While documents required to complete the mutation process might vary from state to state, a buyer would have to submit the following:
- Correctly filled property mutation application form
- Copy of the sale/title deed
- Affidavit on stamp papers
- Indemnity bond
- Copy of Aadhaar Card
- Property tax receipts
- Copy of will or succession certificate or death certificate of the owner (if applicable)
People have a misconception that ownership of an agricultural land or an immovable property is witnessed by the relevant entry in the revenue or the municipal records. It is true that mutation entries are relevant and primary for ascertaining the title but is not the sole deciding factor to determine legal ownership. It is common that in a dispute over title of an immovable property, the parties usually assert their title by placing reliance upon their name being reflected in the revenue records, which is not conclusive.. Owners must recall here that mutation entries can only be used as proof of possession over a property and not ownership. The Supreme Court of India has passed several judgements stating that. A bench comprising Justices M R Shah and Aniruddha Bose said it cannot be disputed that the right on the basis of the will can be claimed only after the death of the executant of the will. As per the settled proposition of law, mutation entry does not confer any right, title or interest in favour of the person and the mutation entry in the revenue record is only for the fiscal purpose, the bench said.

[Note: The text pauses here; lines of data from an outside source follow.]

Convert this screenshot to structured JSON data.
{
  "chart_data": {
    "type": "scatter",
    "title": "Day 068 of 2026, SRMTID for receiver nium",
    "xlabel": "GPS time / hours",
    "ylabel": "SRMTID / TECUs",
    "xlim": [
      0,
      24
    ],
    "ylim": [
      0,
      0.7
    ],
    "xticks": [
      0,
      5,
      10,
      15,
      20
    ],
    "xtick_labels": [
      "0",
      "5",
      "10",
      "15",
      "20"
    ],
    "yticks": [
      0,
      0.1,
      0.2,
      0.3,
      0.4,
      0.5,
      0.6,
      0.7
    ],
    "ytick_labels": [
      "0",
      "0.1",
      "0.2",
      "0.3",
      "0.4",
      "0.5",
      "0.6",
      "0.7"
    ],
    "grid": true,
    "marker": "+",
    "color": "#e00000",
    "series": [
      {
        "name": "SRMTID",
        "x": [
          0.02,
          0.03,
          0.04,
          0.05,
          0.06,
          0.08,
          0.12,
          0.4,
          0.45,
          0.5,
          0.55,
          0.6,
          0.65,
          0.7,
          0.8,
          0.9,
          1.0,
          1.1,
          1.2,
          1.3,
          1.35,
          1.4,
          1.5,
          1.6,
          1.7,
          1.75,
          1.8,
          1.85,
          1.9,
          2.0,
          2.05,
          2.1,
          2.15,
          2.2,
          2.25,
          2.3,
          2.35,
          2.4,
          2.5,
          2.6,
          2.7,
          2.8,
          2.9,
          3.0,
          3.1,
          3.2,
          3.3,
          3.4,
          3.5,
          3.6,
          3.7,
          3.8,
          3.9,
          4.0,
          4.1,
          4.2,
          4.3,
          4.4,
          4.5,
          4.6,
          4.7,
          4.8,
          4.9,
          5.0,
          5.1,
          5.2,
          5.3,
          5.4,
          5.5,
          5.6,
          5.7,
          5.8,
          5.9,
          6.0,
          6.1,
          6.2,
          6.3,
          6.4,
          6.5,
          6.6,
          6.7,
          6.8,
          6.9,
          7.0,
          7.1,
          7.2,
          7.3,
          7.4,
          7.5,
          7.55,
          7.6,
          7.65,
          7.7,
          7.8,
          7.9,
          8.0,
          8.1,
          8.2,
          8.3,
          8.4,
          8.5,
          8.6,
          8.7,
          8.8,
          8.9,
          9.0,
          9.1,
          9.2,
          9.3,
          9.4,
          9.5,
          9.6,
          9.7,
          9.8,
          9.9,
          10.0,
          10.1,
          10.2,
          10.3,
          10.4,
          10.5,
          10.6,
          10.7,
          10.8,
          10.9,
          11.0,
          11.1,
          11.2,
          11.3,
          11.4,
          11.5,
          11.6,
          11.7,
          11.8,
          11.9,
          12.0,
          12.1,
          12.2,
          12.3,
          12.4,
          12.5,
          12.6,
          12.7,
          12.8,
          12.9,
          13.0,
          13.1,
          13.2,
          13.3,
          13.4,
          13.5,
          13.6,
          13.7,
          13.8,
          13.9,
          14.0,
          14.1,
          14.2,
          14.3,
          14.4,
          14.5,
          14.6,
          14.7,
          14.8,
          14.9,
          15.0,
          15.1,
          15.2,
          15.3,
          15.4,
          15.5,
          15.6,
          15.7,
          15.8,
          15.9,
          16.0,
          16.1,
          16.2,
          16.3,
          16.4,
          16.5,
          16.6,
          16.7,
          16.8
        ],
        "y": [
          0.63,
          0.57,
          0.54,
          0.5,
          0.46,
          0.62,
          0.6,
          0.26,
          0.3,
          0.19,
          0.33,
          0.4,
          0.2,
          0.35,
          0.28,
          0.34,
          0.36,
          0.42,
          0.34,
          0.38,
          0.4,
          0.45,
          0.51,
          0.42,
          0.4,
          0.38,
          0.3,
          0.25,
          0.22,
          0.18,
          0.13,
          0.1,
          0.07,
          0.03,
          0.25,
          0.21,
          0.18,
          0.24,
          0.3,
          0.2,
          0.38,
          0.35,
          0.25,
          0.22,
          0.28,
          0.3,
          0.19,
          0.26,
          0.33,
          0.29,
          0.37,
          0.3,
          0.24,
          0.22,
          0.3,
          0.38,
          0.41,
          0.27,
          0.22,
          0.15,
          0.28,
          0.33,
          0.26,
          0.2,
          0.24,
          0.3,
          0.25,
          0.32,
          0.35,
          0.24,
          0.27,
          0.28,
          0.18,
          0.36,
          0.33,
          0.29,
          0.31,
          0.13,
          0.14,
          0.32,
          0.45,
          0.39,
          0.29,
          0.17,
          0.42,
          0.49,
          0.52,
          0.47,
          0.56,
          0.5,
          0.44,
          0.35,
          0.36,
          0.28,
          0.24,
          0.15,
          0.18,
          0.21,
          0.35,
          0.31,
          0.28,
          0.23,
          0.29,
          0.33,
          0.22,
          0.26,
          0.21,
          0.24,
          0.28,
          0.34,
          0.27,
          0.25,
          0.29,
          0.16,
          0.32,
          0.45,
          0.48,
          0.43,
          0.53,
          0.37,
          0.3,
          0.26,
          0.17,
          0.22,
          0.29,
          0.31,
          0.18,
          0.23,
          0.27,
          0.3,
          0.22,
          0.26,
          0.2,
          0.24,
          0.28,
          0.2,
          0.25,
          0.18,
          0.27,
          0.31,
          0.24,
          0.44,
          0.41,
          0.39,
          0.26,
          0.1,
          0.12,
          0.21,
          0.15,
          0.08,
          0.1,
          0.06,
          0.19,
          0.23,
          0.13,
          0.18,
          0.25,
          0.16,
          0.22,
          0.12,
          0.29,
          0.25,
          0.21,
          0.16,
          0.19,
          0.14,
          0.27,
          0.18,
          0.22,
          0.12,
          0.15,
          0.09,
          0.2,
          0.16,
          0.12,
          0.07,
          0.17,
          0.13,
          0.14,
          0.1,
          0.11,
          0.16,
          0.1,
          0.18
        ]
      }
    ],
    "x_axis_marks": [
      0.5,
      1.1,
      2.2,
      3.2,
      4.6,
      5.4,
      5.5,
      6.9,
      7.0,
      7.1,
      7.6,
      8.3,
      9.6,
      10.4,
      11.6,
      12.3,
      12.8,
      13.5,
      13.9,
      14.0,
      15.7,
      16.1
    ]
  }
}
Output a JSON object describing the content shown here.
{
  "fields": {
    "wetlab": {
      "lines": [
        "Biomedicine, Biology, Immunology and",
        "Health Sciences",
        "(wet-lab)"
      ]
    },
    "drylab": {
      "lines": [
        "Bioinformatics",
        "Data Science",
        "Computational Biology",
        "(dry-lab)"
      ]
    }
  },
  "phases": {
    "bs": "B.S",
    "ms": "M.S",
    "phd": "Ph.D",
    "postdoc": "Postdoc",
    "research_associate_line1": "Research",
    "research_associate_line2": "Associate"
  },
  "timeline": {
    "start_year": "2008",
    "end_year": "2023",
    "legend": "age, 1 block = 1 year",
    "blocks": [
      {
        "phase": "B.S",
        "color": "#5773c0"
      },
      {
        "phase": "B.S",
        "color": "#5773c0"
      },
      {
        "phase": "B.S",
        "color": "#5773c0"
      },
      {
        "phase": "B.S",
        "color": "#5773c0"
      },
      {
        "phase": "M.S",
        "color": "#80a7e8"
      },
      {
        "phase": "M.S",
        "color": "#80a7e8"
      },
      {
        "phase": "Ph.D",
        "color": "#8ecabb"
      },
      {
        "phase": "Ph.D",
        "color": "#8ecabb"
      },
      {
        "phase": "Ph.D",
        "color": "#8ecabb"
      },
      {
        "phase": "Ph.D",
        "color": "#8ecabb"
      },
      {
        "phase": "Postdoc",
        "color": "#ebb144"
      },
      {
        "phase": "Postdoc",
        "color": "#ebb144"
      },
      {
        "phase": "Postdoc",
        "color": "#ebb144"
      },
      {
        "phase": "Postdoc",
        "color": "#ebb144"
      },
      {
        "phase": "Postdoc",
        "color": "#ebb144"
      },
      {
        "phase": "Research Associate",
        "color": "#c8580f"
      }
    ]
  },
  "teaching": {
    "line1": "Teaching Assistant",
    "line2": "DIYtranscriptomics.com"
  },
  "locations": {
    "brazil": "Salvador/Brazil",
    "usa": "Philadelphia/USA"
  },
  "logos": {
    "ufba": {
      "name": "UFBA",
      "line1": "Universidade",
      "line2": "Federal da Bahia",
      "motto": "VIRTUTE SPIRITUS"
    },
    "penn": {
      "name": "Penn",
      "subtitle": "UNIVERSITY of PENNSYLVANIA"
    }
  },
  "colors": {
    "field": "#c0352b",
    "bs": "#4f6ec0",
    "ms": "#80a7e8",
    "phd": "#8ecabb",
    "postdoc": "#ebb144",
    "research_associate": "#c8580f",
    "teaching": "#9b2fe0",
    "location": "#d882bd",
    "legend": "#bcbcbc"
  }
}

The apex court said that if there is any dispute with respect to the title and more particularly when the mutation entry is sought to be made on the basis of the will, the party who is claiming title/right has to approach the appropriate court. It said that the applicant’s rights can only be crystallised by approaching the court and only thereafter on the basis of the decision before the civil court necessary mutation entry can be made.
Referring to its earlier decisions, the top court said that mutation of property in revenue records neither creates nor extinguishes title to the property nor has it any presumptive value on title. Such entries are relevant only for the purpose of collecting land revenue, it said. Entries in the revenue records or jamabandi have only fiscal purpose, i.e., payment of land revenue, and no ownership is conferred on the basis of such entries. Supreme Court further observed that so far as the title of the property is concerned, it can only be decided by a competent civil court.
List of Court Judgement in this regards
- Balwant Singh & Anr. Vs. Daulat Singh (dead) by L.Rs. & Ors. (1997) 7 SCC 137
- Suman Verma Vs. Union of India & Ors., (2004) 12 SCC 57
- Sawarni v. Inder Kaur and Others AIR 1996 SC 2823
- tate of U.P. vs. Amar Singh JT 1996(10) SC 43
- Venkatachala Gounder vs. Arulmigu Viswesaraswami and V. P. Temple and another AIR 2003 S.C. 4548
Thus, it is beyond doubt that entries in revenue records are not documents of title & Mutation does not create or extinguish title in any property. These entries are only fiscal in nature to enable the State to collect revenue from the person recorded. They do not convey any rights or title in any property.